The American physicists created the super-sensitive electronic skin, not conceding in durability and flexibility to its biological analog and possessing ultrahigh sensitivity to contacts and vibrations. For the last ten years, scientists have continued work on creating the material, repeating the properties of the skin of the person. In certain cases, they managed to achieve considerable success. So, in November 2012, a group of physicists under the leadership of Zhenan Bao from Stanford University created a super-flexible material capable of acting as a basis for synthetic skin.
In the new work, the physicists improved skin, increasing its sensitivity to contacts and vibrations some hundred times.
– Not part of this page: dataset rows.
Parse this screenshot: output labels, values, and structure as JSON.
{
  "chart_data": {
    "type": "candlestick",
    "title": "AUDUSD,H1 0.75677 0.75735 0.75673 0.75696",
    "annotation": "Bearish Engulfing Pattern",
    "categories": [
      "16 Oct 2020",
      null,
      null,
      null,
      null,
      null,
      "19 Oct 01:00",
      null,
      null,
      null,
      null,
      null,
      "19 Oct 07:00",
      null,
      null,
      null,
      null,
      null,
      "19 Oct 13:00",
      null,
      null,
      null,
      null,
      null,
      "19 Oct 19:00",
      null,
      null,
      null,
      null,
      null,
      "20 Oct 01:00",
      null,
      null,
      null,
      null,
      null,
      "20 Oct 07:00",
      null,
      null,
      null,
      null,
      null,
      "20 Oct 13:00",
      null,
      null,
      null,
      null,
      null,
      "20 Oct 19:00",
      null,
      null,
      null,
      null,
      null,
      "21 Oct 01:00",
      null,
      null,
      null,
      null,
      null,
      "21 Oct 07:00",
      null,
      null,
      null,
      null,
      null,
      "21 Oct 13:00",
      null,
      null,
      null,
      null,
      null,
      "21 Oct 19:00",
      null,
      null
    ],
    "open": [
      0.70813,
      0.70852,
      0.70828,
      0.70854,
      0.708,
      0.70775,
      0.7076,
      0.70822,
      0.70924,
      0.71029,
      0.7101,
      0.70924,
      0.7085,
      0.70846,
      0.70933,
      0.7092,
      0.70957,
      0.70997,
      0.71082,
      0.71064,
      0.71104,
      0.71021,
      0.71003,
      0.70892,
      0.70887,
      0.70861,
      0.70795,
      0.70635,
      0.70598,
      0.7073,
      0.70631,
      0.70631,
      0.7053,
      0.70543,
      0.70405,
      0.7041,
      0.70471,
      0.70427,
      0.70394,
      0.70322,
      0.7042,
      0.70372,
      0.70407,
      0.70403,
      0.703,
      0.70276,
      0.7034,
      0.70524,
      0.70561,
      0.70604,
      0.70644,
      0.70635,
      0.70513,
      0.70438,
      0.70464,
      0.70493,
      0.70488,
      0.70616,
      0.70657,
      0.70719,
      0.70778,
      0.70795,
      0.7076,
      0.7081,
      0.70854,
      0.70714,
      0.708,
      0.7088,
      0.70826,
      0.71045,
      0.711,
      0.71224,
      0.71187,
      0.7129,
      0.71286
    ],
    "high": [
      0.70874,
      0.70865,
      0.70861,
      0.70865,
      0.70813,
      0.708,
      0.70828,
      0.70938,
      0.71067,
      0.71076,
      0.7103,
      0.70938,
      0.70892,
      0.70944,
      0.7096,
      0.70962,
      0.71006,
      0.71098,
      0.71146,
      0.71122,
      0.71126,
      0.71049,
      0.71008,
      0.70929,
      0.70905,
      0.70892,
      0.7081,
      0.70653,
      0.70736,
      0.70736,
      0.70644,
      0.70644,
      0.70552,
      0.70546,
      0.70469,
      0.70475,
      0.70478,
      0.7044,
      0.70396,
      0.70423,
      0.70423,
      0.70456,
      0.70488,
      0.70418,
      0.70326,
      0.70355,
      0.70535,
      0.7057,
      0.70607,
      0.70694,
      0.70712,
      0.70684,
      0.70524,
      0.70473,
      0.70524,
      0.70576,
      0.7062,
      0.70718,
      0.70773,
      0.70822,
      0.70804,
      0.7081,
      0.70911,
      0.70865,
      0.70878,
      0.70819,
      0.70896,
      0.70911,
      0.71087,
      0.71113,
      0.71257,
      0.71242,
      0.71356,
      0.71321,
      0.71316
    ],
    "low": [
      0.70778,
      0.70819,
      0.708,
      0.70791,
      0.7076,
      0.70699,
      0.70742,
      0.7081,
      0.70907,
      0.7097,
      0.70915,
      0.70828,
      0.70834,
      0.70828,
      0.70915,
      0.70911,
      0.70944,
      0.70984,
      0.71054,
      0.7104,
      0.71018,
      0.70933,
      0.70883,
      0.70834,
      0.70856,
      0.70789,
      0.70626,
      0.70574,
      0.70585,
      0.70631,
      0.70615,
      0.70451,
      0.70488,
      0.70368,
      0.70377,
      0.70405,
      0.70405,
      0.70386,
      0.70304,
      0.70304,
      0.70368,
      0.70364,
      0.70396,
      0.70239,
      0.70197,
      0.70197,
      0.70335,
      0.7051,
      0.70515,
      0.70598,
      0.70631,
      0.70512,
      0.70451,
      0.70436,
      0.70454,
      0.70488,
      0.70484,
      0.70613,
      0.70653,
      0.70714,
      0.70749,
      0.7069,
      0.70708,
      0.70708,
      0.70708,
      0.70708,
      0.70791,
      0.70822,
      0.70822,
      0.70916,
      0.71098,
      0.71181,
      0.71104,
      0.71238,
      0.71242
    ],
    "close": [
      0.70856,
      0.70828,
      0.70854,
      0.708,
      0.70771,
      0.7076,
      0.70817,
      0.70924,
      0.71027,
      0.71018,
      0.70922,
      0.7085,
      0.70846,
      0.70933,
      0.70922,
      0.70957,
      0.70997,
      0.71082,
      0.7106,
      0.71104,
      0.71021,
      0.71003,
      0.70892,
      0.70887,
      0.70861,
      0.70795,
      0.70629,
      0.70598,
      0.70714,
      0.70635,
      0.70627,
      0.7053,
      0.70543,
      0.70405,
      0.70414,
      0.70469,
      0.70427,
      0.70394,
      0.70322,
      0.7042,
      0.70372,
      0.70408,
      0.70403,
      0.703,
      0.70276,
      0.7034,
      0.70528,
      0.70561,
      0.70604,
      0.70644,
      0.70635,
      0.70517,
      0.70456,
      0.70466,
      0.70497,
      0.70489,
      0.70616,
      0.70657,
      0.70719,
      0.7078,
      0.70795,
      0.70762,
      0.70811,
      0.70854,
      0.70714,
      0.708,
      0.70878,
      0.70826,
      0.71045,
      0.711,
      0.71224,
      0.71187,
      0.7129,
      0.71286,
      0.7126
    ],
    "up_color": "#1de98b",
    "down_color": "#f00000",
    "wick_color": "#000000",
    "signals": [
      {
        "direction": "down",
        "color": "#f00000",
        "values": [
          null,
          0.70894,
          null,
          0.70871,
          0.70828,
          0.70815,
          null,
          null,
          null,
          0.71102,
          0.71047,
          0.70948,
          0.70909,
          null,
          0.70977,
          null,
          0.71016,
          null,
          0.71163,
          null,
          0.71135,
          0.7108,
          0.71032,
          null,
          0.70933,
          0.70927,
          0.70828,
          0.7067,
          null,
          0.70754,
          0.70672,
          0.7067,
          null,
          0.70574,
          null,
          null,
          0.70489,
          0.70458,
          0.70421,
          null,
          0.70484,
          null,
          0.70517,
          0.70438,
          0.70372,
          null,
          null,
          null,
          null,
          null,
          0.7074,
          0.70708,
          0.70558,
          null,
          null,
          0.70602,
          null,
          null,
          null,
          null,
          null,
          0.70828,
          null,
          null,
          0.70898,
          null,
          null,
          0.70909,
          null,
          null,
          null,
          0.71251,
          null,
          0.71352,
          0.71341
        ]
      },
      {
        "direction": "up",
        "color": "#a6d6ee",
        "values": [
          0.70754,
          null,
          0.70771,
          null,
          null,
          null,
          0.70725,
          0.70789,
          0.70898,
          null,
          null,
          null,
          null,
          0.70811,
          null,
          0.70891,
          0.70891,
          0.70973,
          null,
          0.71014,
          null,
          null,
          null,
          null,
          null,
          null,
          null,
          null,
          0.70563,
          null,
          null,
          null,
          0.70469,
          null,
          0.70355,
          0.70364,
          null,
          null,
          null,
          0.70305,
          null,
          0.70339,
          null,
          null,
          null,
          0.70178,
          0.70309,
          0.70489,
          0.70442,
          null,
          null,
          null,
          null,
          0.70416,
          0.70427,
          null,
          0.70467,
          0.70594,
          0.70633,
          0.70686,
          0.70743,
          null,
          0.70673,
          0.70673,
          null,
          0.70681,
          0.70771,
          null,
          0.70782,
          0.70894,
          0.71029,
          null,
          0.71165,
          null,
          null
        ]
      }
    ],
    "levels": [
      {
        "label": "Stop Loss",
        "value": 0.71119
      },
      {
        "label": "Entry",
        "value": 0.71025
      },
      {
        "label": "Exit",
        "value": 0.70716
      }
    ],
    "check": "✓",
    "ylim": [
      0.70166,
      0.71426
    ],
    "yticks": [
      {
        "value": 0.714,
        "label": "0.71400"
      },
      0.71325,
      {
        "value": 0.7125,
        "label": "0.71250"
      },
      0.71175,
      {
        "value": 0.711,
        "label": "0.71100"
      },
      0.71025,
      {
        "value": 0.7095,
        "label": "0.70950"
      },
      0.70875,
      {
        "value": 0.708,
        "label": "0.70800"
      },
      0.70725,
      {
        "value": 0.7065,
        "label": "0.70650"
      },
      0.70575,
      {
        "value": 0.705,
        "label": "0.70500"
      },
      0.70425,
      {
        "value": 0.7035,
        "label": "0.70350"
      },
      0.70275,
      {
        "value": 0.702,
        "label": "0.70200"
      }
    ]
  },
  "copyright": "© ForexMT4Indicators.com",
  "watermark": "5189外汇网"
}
For this purpose, scientists built in skin flexible transistors from slices of semiconducting silicon – the organic polymers connected to each other by microscopic electrodes from gold. The unique braided design allows them to maintain repeated extension and bend without damage. These transistors possess curious property and their conductivity changes at pressure appendix. Experimenting with slices of electronic skin, authors picked up such parameters of tension and current at which the device reacted even to the slightest changes in pressure.
Scientists worked on an invention to create a supersensitive pulse sensor whose thickness is no more than a medical plaster. According to physicists, their creation possesses a record for today’s sensitivity. It reacts to contacts compared to other polymeric sensors about 150 times better and by 20 times surpasses the champion in this sphere. It allows applying this material to the production of medical microsensors and skinning for pressure sensors on the extremities of robots.